Mr Lukashenko once warned that anyone joining an opposition protest would be treated as a "terrorist", adding: "We will wring their necks, as one might a duck".

In recent years, however, Russian President Vladimir Putin and Hungary's Prime Minister Viktor Orban have also drawn strong Western criticism for harassing opponents and extending state power.
Fearless of Covid-19
Coronavirus has added an extra dimension to the political ferment in Belarus.
Opponents consider Mr Lukashenko's bravado about the virus to be reckless and a sign that he is out of touch.
In late May he said Belarus was right not to lock down. "You see that in the affluent West, unemployment is out of control. People are banging on pots. People want to eat. Thank God, we avoided this. We didn't shut down."
In March, as countries across Europe were imposing lockdowns, he said: "I am convinced that we may suffer more from panic than from the virus". He suggested combating the virus with hard work, the sauna and vodka.
When the rest of Europe cancelled football matches the continuing Belarus fixtures - still drawing big crowds to stadiums - suddenly attracted international interest.
In this election Mr Lukashenko's familiar warnings of foreign interference have acquired a new, sharper edge, as Russia is being cast as the villain.
Tensions with Russia
Mr Lukashenko's security chiefs have accused unnamed Russian forces of trying to help his opponents and foment unrest.
Russia remains Belarus's chief ally - they have held joint military exercises and the struggling Belarus economy relies on trade with its powerful neighbour.
But in recent years relations have cooled since Moscow moved to end subsidised oil and gas supplies.
Last week the Belarus authorities arrested 33 Russians near Minsk - all but one at a sanatorium - and said they belonged to Wagner, a shadowy Russian mercenary group active in Ukraine, Africa and the Middle East.
Russia denied the Belarusian claim that the detained Russians were plotting acts of terrorism, insisting that they were actually in transit, waiting for a flight to Istanbul.
A former Soviet state farm director, Mr Lukashenko was first elected president in 1994, after leading an anti-corruption drive in parliament.

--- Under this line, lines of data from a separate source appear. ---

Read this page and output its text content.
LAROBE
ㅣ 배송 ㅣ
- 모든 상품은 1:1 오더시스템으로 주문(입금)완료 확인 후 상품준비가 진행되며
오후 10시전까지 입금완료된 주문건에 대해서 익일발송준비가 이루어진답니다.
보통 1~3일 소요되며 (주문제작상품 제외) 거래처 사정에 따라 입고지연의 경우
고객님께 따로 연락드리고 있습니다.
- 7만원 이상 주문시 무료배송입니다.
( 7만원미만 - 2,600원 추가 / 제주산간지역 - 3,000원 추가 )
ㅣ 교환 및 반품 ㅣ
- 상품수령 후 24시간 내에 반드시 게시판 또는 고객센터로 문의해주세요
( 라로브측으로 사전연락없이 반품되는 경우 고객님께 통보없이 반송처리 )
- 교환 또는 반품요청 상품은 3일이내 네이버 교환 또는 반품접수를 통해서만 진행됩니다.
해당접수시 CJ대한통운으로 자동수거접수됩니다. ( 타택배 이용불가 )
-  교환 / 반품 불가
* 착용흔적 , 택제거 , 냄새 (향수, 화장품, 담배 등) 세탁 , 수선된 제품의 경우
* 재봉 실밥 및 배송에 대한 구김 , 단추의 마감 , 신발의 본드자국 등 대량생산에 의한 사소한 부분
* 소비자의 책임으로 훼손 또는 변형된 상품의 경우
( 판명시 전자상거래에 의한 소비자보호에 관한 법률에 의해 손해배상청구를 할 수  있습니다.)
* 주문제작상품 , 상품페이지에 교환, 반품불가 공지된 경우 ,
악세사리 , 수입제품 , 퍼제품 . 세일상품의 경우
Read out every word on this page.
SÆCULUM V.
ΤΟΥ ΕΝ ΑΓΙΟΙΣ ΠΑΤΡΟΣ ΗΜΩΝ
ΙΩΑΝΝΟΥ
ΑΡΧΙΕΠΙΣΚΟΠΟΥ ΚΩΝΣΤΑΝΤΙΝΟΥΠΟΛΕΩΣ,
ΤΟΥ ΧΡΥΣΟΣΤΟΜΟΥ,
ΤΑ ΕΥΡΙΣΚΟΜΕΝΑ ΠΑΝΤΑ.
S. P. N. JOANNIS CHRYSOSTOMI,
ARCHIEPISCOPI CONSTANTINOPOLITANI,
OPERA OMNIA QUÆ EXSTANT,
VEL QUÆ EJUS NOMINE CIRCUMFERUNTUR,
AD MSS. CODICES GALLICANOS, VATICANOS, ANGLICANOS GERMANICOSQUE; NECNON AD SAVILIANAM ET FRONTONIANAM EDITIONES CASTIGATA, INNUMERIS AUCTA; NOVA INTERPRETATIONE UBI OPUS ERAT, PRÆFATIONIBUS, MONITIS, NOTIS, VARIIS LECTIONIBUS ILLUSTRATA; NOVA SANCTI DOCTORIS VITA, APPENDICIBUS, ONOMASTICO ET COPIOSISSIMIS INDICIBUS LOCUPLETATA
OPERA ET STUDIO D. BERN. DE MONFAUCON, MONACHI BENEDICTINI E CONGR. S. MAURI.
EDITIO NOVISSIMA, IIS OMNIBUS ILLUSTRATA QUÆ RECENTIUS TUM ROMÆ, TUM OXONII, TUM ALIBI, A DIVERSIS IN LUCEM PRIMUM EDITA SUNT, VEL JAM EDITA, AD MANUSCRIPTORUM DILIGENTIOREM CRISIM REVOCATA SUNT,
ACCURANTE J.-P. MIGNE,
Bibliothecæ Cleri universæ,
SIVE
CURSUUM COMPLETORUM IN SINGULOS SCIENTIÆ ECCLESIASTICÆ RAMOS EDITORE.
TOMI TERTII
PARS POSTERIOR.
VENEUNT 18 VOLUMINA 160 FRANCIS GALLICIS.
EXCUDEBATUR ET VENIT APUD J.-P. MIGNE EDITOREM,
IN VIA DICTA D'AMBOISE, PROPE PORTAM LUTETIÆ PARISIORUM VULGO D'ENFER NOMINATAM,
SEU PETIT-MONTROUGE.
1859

In the August 1991 botched coup attempt against then Soviet leader Mikhail Gorbachev, Mr Lukashenko supported the communist hardliners.
Like Vladimir Putin, Mr Lukashenko remains nostalgic for the Soviet Union. And both are keen ice hockey players.

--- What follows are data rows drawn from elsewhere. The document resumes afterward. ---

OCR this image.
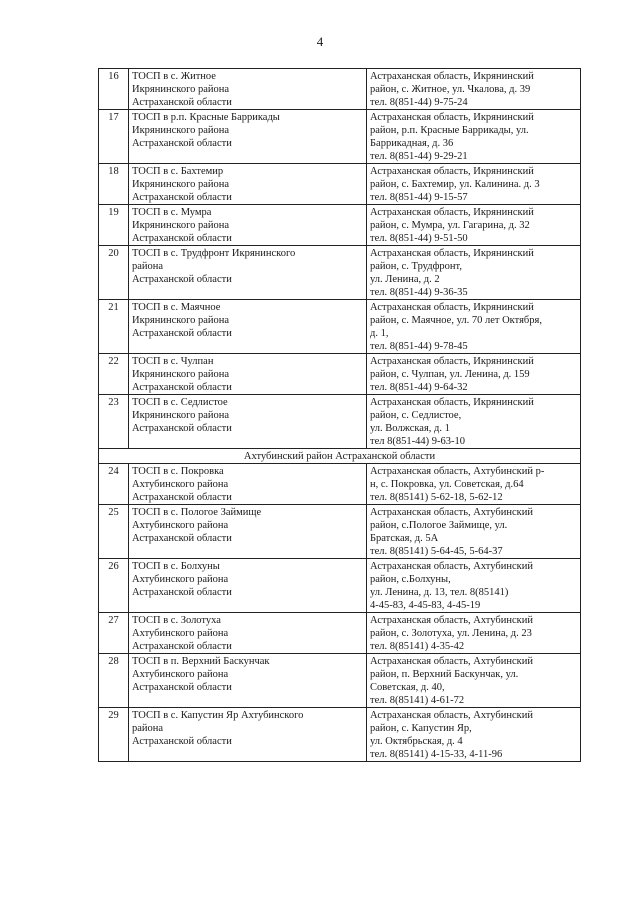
4
16	ТОСП в с. Житное
Икрянинского района
Астраханской области	Астраханская область, Икрянинский
район, с. Житное, ул. Чкалова, д. 39
тел. 8(851-44) 9-75-24
17	ТОСП в р.п. Красные Баррикады
Икрянинского района
Астраханской области	Астраханская область, Икрянинский
район, р.п. Красные Баррикады, ул.
Баррикадная, д. 36
тел. 8(851-44) 9-29-21
18	ТОСП в с. Бахтемир
Икрянинского района
Астраханской области	Астраханская область, Икрянинский
район, с. Бахтемир, ул. Калинина. д. 3
тел. 8(851-44) 9-15-57
19	ТОСП в с. Мумра
Икрянинского района
Астраханской области	Астраханская область, Икрянинский
район, с. Мумра, ул. Гагарина, д. 32
тел. 8(851-44) 9-51-50
20	ТОСП в с. Трудфронт Икрянинского
района
Астраханской области	Астраханская область, Икрянинский
район, с. Трудфронт,
ул. Ленина, д. 2
тел. 8(851-44) 9-36-35
21	ТОСП в с. Маячное
Икрянинского района
Астраханской области	Астраханская область, Икрянинский
район, с. Маячное, ул. 70 лет Октября,
д. 1,
тел. 8(851-44) 9-78-45
22	ТОСП в с. Чулпан
Икрянинского района
Астраханской области	Астраханская область, Икрянинский
район, с. Чулпан, ул. Ленина, д. 159
тел. 8(851-44) 9-64-32
23	ТОСП в с. Седлистое
Икрянинского района
Астраханской области	Астраханская область, Икрянинский
район, с. Седлистое,
ул. Волжская, д. 1
тел 8(851-44) 9-63-10
Ахтубинский район Астраханской области		
24	ТОСП в с. Покровка
Ахтубинского района
Астраханской области	Астраханская область, Ахтубинский р-
н, с. Покровка, ул. Советская, д.64
тел. 8(85141) 5-62-18, 5-62-12
25	ТОСП в с. Пологое Займище
Ахтубинского района
Астраханской области	Астраханская область, Ахтубинский
район, с.Пологое Займище, ул.
Братская, д. 5А
тел. 8(85141) 5-64-45, 5-64-37
26	ТОСП в с. Болхуны
Ахтубинского района
Астраханской области	Астраханская область, Ахтубинский
район, с.Болхуны,
ул. Ленина, д. 13, тел. 8(85141)
4-45-83, 4-45-83, 4-45-19
27	ТОСП в с. Золотуха
Ахтубинского района
Астраханской области	Астраханская область, Ахтубинский
район, с. Золотуха, ул. Ленина, д. 23
тел. 8(85141) 4-35-42
28	ТОСП в п. Верхний Баскунчак
Ахтубинского района
Астраханской области	Астраханская область, Ахтубинский
район, п. Верхний Баскунчак, ул.
Советская, д. 40,
тел. 8(85141) 4-61-72
29	ТОСП в с. Капустин Яр Ахтубинского
района
Астраханской области	Астраханская область, Ахтубинский
район, с. Капустин Яр,
ул. Октябрьская, д. 4
тел. 8(85141) 4-15-33, 4-11-96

A referendum in 2004 lifted the two-term limit on presidents, making it possible for Mr Lukashenko to lead Belarus indefinitely.

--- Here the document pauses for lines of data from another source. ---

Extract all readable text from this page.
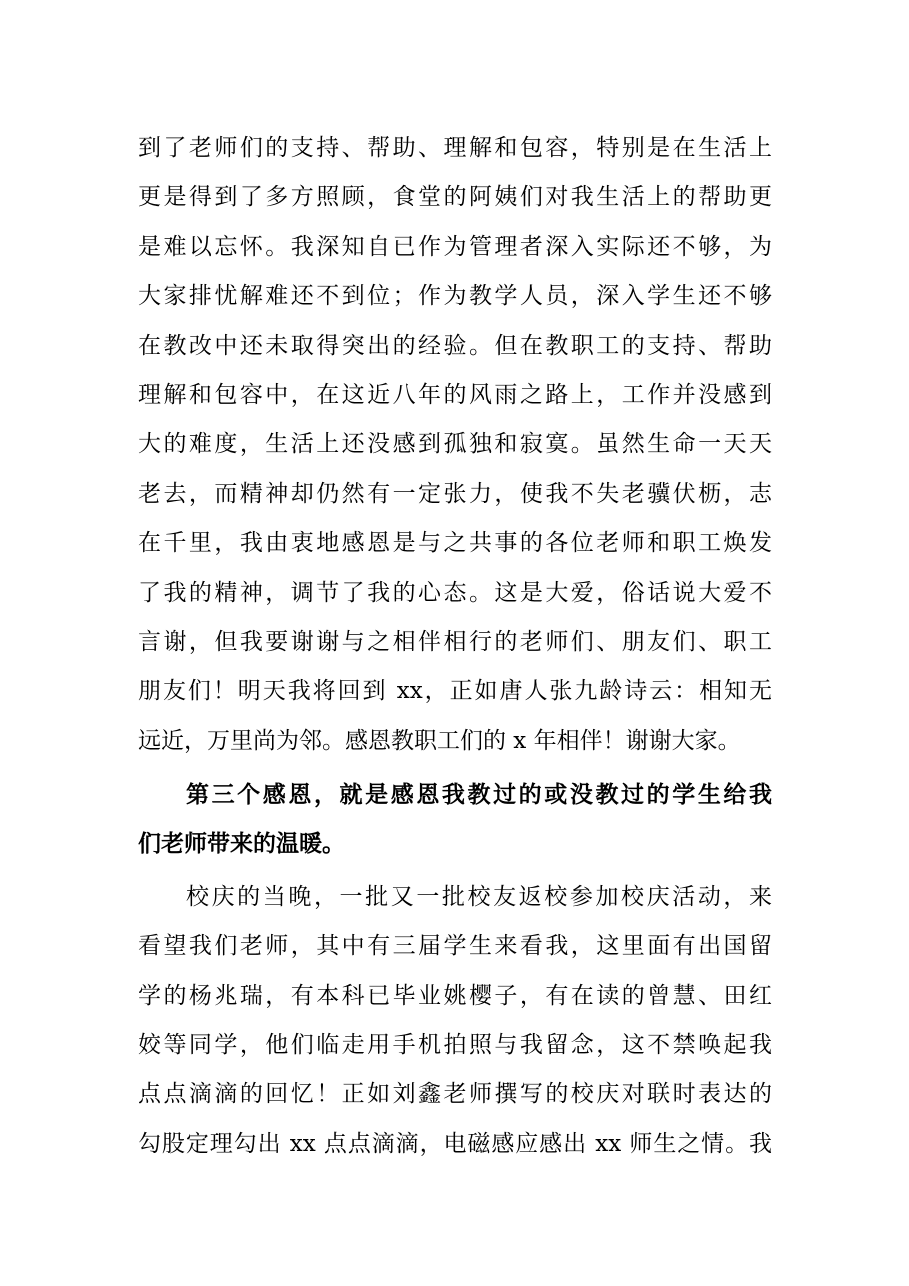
到了老师们的支持、帮助、理解和包容，特别是在生活上
更是得到了多方照顾，食堂的阿姨们对我生活上的帮助更
是难以忘怀。我深知自已作为管理者深入实际还不够，为
大家排忧解难还不到位；作为教学人员，深入学生还不够
在教改中还未取得突出的经验。但在教职工的支持、帮助
理解和包容中，在这近八年的风雨之路上，工作并没感到
大的难度，生活上还没感到孤独和寂寞。虽然生命一天天
老去，而精神却仍然有一定张力，使我不失老骥伏枥，志
在千里，我由衷地感恩是与之共事的各位老师和职工焕发
了我的精神，调节了我的心态。这是大爱，俗话说大爱不
言谢，但我要谢谢与之相伴相行的老师们、朋友们、职工
朋友们！明天我将回到 xx，正如唐人张九龄诗云：相知无
远近，万里尚为邻。感恩教职工们的 x 年相伴！谢谢大家。
第三个感恩，就是感恩我教过的或没教过的学生给我
们老师带来的温暖。
校庆的当晚，一批又一批校友返校参加校庆活动，来
看望我们老师，其中有三届学生来看我，这里面有出国留
学的杨兆瑞，有本科已毕业姚樱子，有在读的曾慧、田红
姣等同学，他们临走用手机拍照与我留念，这不禁唤起我
点点滴滴的回忆！正如刘鑫老师撰写的校庆对联时表达的
勾股定理勾出 xx 点点滴滴，电磁感应感出 xx 师生之情。我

His origins were humble - raised by a single mother in a poor village in eastern Belarus.
He is married to Galina Lukashenko, with whom he has two adult sons, Viktor and Dmitry. He told an interviewer in 2015 that he had no intention of divorcing Galina, although they have not lived together for decades.
He has a third son, Nikolai, born in 2004, whose mother Irina Abelskaya was Mr Lukashenko's personal doctor.
"An authoritarian style of rule is characteristic of me, and I have always admitted it," he said in August 2003. "You need to control the country, and the main thing is not to ruin people's lives."